JOHN HURT (1940-2017) IN MEMORIAM: EL ADIÓS A UN MAESTRO DE LA INTERPRETACIÓN

«Por unos instantes, Ephraim se mesó su larga cabellera desde la frente hasta la parte superior sin dejar de perder la forma unas ondulaciones que le daban un aire juvenil a una cara afilada surcada por unas marcadas arrugas en su frente. Se observaba una extraña simetría añadida en su rostro fruto de una edad que le situaba próximo a la setentena: sus cejas poco pobladas y enarcadas parecían proyectar un reflejo, una sombra en las bolsas de unos ojos diminutos punteados por una mancha de color azul marino. La línea de su lacio cabello simulaba otro efecto simétrico en relación a un bigote poblado con caída a ambos lados de una boca que conservaba la integridad de sus piezas dentales». Esta descripción física sobre Ephraim Samsteen el científico que lidera una secta dedicada a la clonación humana en mi novela El enigma Haldane (2011) se inspiró en John Hurt. Se trata del único personaje de esta ficción literaria que toma el molde de un personaje real, el propio de uno de los actores que desde mi primer encuentro en la gran pantalla con El hombre elefante (1980) más me han fascinado y que desde entonces he situado en un imaginario pedestal. No cabe duda que mi sueño hubiera sido que Hurt fuera el Ephraim Samsteen en una hipotética adaptación al cine de El enigma Haldane. Así lo consideré una vez completada la novela, elaborando un guión cinematográfico a renglón seguido que espero algún día tenga traducción en imágenes. En cualquier caso, este proyecto no contaría con la participación de Hurt, fallecido el pasado 25 de enero, víctima de un cáncer.

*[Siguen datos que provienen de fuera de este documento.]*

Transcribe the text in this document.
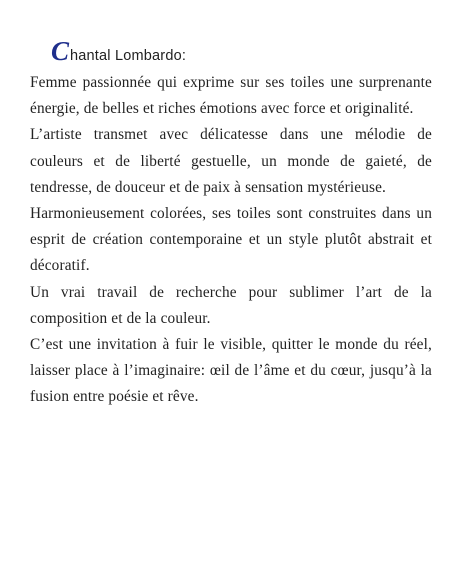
C hantal Lombardo:

Femme passionnée qui exprime sur ses toiles une surprenante énergie, de belles et riches émotions avec force et originalité.

L’artiste transmet avec délicatesse dans une mélodie de couleurs et de liberté gestuelle, un monde de gaieté, de tendresse, de douceur et de paix à sensation mystérieuse.

Harmonieusement colorées, ses toiles sont construites dans un esprit de création contemporaine et un style plutôt abstrait et décoratif.

Un vrai travail de recherche pour sublimer l’art de la composition et de la couleur.

C’est une invitation à fuir le visible, quitter le monde du réel, laisser place à l’imaginaire: œil de l’âme et du cœur, jusqu’à la fusion entre poésie et rêve.
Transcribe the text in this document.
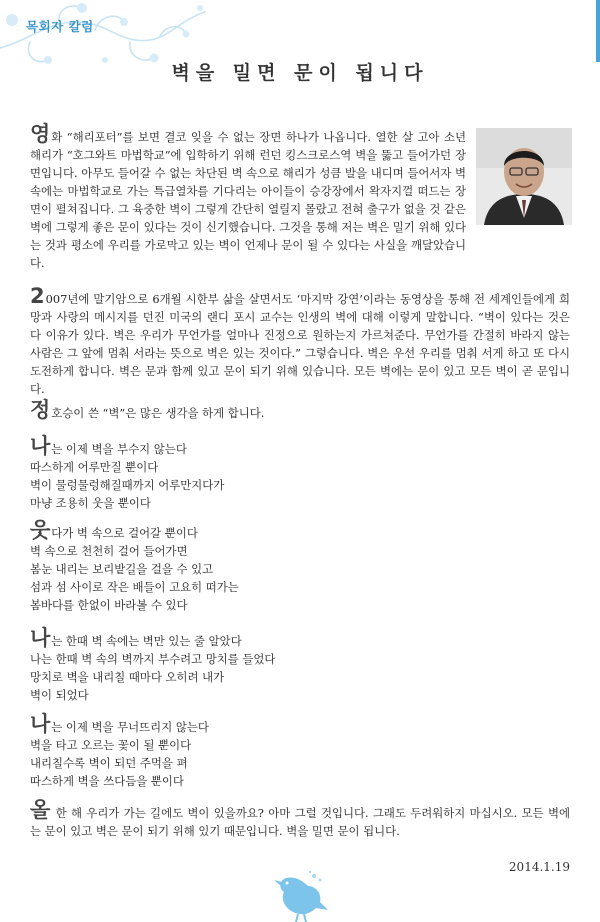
목회자 칼럼
벽을 밀면 문이 됩니다

영화 “해리포터”를 보면 결코 잊을 수 없는 장면 하나가 나옵니다. 열한 살 고아 소년 해리가 “호그와트 마법학교”에 입학하기 위해 런던 킹스크로스역 벽을 뚫고 들어가던 장면입니다. 아무도 들어갈 수 없는 차단된 벽 속으로 해리가 성큼 발을 내디며 들어서자 벽 속에는 마법학교로 가는 특급열차를 기다리는 아이들이 승강장에서 왁자지껄 떠드는 장면이 펼쳐집니다. 그 육중한 벽이 그렇게 간단히 열릴지 몰랐고 전혀 출구가 없을 것 같은 벽에 그렇게 좋은 문이 있다는 것이 신기했습니다. 그것을 통해 저는 벽은 밀기 위해 있다는 것과 평소에 우리를 가로막고 있는 벽이 언제나 문이 될 수 있다는 사실을 깨달았습니다.

2007년에 말기암으로 6개월 시한부 삶을 살면서도 ‘마지막 강연’이라는 동영상을 통해 전 세계인들에게 희망과 사랑의 메시지를 던진 미국의 랜디 포시 교수는 인생의 벽에 대해 이렇게 말합니다. “벽이 있다는 것은 다 이유가 있다. 벽은 우리가 무언가를 얼마나 진정으로 원하는지 가르쳐준다. 무언가를 간절히 바라지 않는 사람은 그 앞에 멈춰 서라는 뜻으로 벽은 있는 것이다.” 그렇습니다. 벽은 우선 우리를 멈춰 서게 하고 또 다시 도전하게 합니다. 벽은 문과 함께 있고 문이 되기 위해 있습니다. 모든 벽에는 문이 있고 모든 벽이 곧 문입니다.

정호승이 쓴 “벽”은 많은 생각을 하게 합니다.

나는 이제 벽을 부수지 않는다
따스하게 어루만질 뿐이다
벽이 물렁물렁해질때까지 어루만지다가
마냥 조용히 웃을 뿐이다
웃다가 벽 속으로 걸어갈 뿐이다
벽 속으로 천천히 걸어 들어가면
봄눈 내리는 보리밭길을 걸을 수 있고
섬과 섬 사이로 작은 배들이 고요히 떠가는
봄바다를 한없이 바라볼 수 있다
나는 한때 벽 속에는 벽만 있는 줄 알았다
나는 한때 벽 속의 벽까지 부수려고 망치를 들었다
망치로 벽을 내리칠 때마다 오히려 내가
벽이 되었다
나는 이제 벽을 무너뜨리지 않는다
벽을 타고 오르는 꽃이 될 뿐이다
내리칠수록 벽이 되던 주먹을 펴
따스하게 벽을 쓰다듬을 뿐이다

올 한 해 우리가 가는 길에도 벽이 있을까요? 아마 그럴 것입니다. 그래도 두려워하지 마십시오. 모든 벽에는 문이 있고 벽은 문이 되기 위해 있기 때문입니다. 벽을 밀면 문이 됩니다.

2014.1.19
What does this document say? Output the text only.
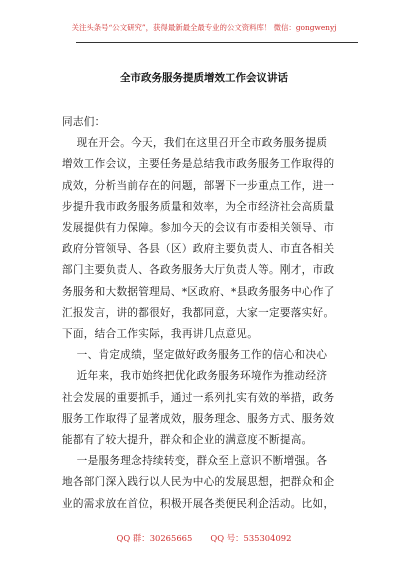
关注头条号“公文研究”，获得最新最全最专业的公文资料库！ 微信：gongwenyj
全市政务服务提质增效工作会议讲话

同志们：

现在开会。今天，我们在这里召开全市政务服务提质

增效工作会议，主要任务是总结我市政务服务工作取得的

成效，分析当前存在的问题，部署下一步重点工作，进一

步提升我市政务服务质量和效率，为全市经济社会高质量

发展提供有力保障。参加今天的会议有市委相关领导、市

政府分管领导、各县（区）政府主要负责人、市直各相关

部门主要负责人、各政务服务大厅负责人等。刚才，市政

务服务和大数据管理局、*区政府、*县政务服务中心作了

汇报发言，讲的都很好，我都同意，大家一定要落实好。

下面，结合工作实际，我再讲几点意见。

一、肯定成绩，坚定做好政务服务工作的信心和决心

近年来，我市始终把优化政务服务环境作为推动经济

社会发展的重要抓手，通过一系列扎实有效的举措，政务

服务工作取得了显著成效，服务理念、服务方式、服务效

能都有了较大提升，群众和企业的满意度不断提高。

一是服务理念持续转变，群众至上意识不断增强。各

地各部门深入践行以人民为中心的发展思想，把群众和企

业的需求放在首位，积极开展各类便民利企活动。比如，

QQ 群：30265665 QQ 号：535304092
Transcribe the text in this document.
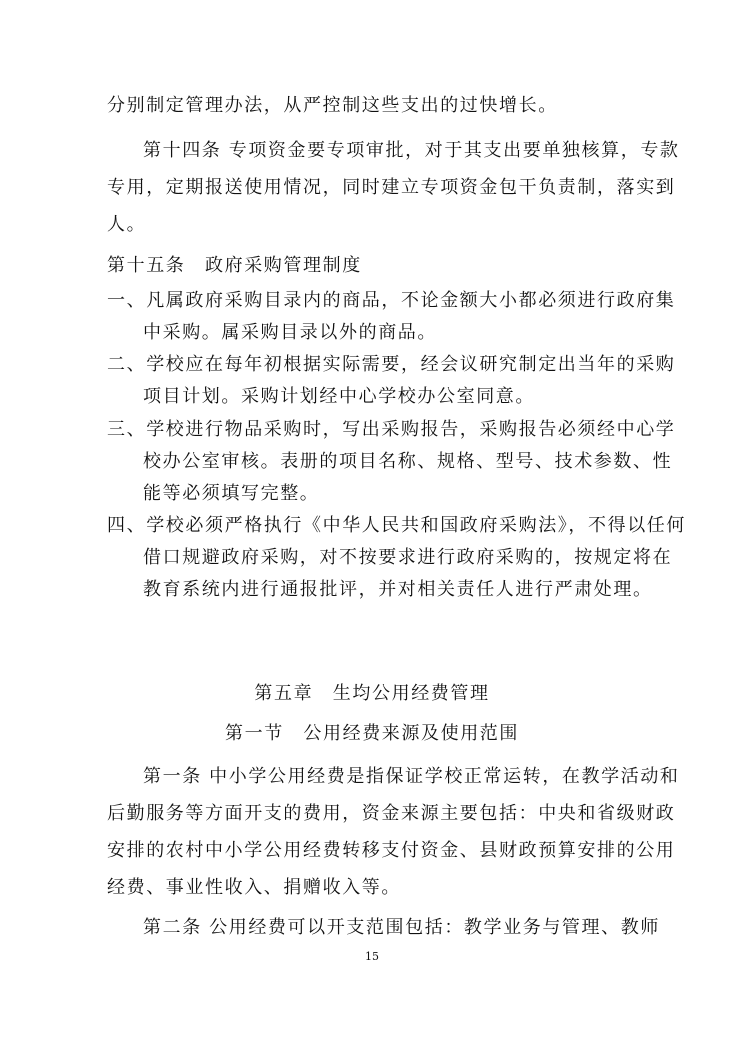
分别制定管理办法，从严控制这些支出的过快增长。
第十四条 专项资金要专项审批，对于其支出要单独核算，专款
专用，定期报送使用情况，同时建立专项资金包干负责制，落实到
人。
第十五条　政府采购管理制度
一、凡属政府采购目录内的商品，不论金额大小都必须进行政府集
中采购。属采购目录以外的商品。
二、学校应在每年初根据实际需要，经会议研究制定出当年的采购
项目计划。采购计划经中心学校办公室同意。
三、学校进行物品采购时，写出采购报告，采购报告必须经中心学
校办公室审核。表册的项目名称、规格、型号、技术参数、性
能等必须填写完整。
四、学校必须严格执行《中华人民共和国政府采购法》，不得以任何
借口规避政府采购，对不按要求进行政府采购的，按规定将在
教育系统内进行通报批评，并对相关责任人进行严肃处理。
第五章　生均公用经费管理
第一节　公用经费来源及使用范围
第一条 中小学公用经费是指保证学校正常运转，在教学活动和
后勤服务等方面开支的费用，资金来源主要包括：中央和省级财政
安排的农村中小学公用经费转移支付资金、县财政预算安排的公用
经费、事业性收入、捐赠收入等。
第二条 公用经费可以开支范围包括：教学业务与管理、教师
15
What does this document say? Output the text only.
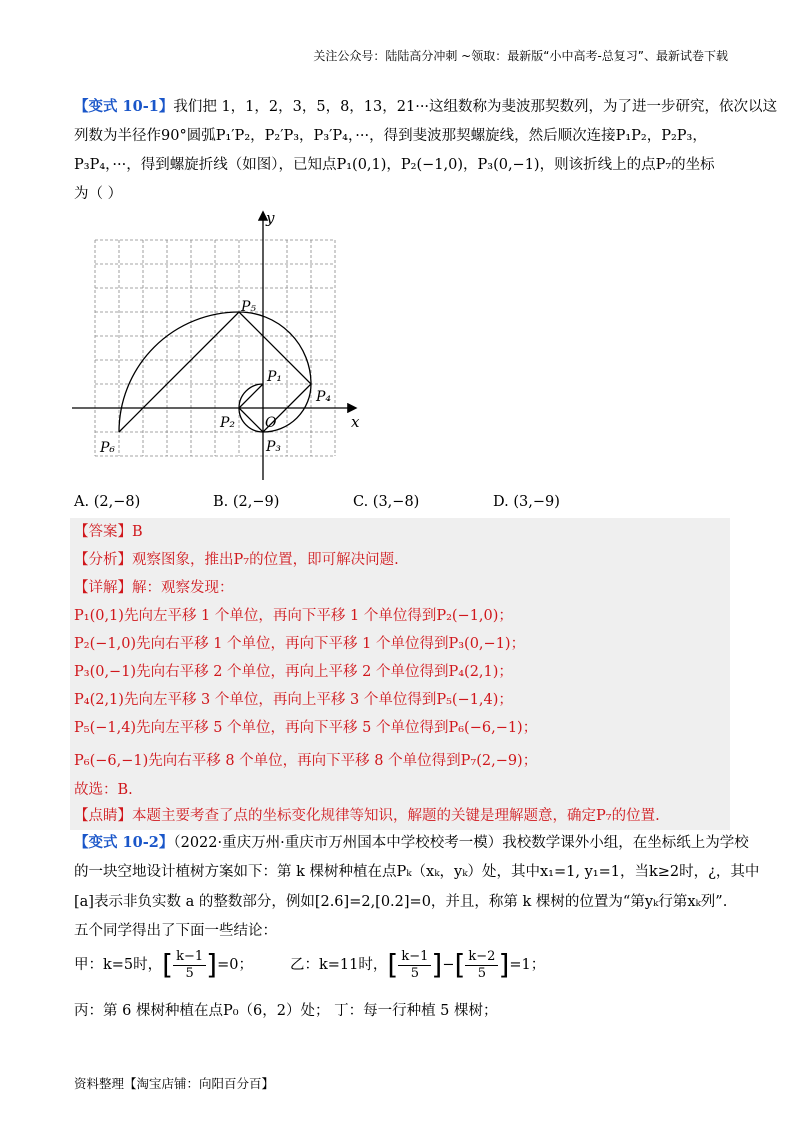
关注公众号：陆陆高分冲刺 ~领取：最新版“小中高考-总复习”、最新试卷下载
【变式 10-1】我们把 1，1，2，3，5，8，13，21···这组数称为斐波那契数列，为了进一步研究，依次以这
列数为半径作90°圆弧P₁′P₂，P₂′P₃，P₃′P₄，···，得到斐波那契螺旋线，然后顺次连接P₁P₂，P₂P₃，
P₃P₄，···，得到螺旋折线（如图），已知点P₁(0,1)，P₂(−1,0)，P₃(0,−1)，则该折线上的点P₇的坐标
为（ ）
y
x
O
P₁
P₂
P₃
P₄
P₅
P₆
A. (2,−8)	B. (2,−9)	C. (3,−8)	D. (3,−9)
【答案】B
【分析】观察图象，推出P₇的位置，即可解决问题.
【详解】解：观察发现：
P₁(0,1)先向左平移 1 个单位，再向下平移 1 个单位得到P₂(−1,0)；
P₂(−1,0)先向右平移 1 个单位，再向下平移 1 个单位得到P₃(0,−1)；
P₃(0,−1)先向右平移 2 个单位，再向上平移 2 个单位得到P₄(2,1)；
P₄(2,1)先向左平移 3 个单位，再向上平移 3 个单位得到P₅(−1,4)；
P₅(−1,4)先向左平移 5 个单位，再向下平移 5 个单位得到P₆(−6,−1)；
P₆(−6,−1)先向右平移 8 个单位，再向下平移 8 个单位得到P₇(2,−9)；
故选：B.
【点睛】本题主要考查了点的坐标变化规律等知识，解题的关键是理解题意，确定P₇的位置.
【变式 10-2】（2022·重庆万州·重庆市万州国本中学校校考一模）我校数学课外小组，在坐标纸上为学校
的一块空地设计植树方案如下：第 k 棵树种植在点Pₖ（xₖ，yₖ）处，其中x₁=1, y₁=1，当k≥2时，¿，其中
[a]表示非负实数 a 的整数部分，例如[2.6]=2,[0.2]=0，并且，称第 k 棵树的位置为“第yₖ行第xₖ列”.
五个同学得出了下面一些结论：
甲：k=5时，[ $\frac{k-1}{5} ]=0$；	乙：k=11时，[ $\frac{k-1}{5}$ ]−[ $\frac{k-2}{5} ]=1$；
丙：第 6 棵树种植在点P₀（6，2）处； 丁：每一行种植 5 棵树；
资料整理【淘宝店铺：向阳百分百】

Hurt llegó a cumplir setenta y siete años, la mayor parte de los cuales dedicados a su gran pasión: la interpretación.
    Para alguien que inicia el tránsito de la infancia a la adolescencia, la visión en una sala oscura, compartida con desconocidos, de El hombre elefante en versión doblada al catalán al amparo de la nueva Política Lingüística impulsada por la Generalitat de Catalunyano podía por menos que quedar impregnada a fuego en la memoria. Bajo esa “máscara” de John Merrick «el hombre elefante» se encontraba su tocayo Hurt, asumiendo un reto que la inmensa mayoría de sus colegas de profesión hubieran rechazado excudándose que no querían someterse a una auténtica “tortura” en los preliminares de cada jornada de rodaje, fruto de las necesidades de un maquillaje cortesía de Christopher Tucker que debía ser convincente en aras a representar a un auténtico monstruo en pantalla. Pero el reto resultaba doble: en John Merrick debía aflorar un perfume de humanidad que percibiera el olfato del espectador, al punto que al final de la función las mejillas se impregnaran de lágrimas. El hombre elefante no nació para ser degustada exclusivamente por un público selecto, avisado del carácter iconoclasta de su director, David Lynch, a raíz de la puesta de largo de su opera prima Cabeza borradora (1976). El hombre elefante nació para activar las emociones del espectador, aquellas aptas para conmovernos y hacernos recordar que lo monstruoso puede mostrarnos su lado humano. Por ello, John Hurt hizo de su interpretación una auténtica proeza que no pasó inadvertida entre directores y guionistas de diversas partes del mundo, fiados a la idea que alguien capaz de echarse a sus espaldas un personaje de las características de John Merrick cualquier reto por complicado que pudiera parecer estaría dispuesto a asumirlo.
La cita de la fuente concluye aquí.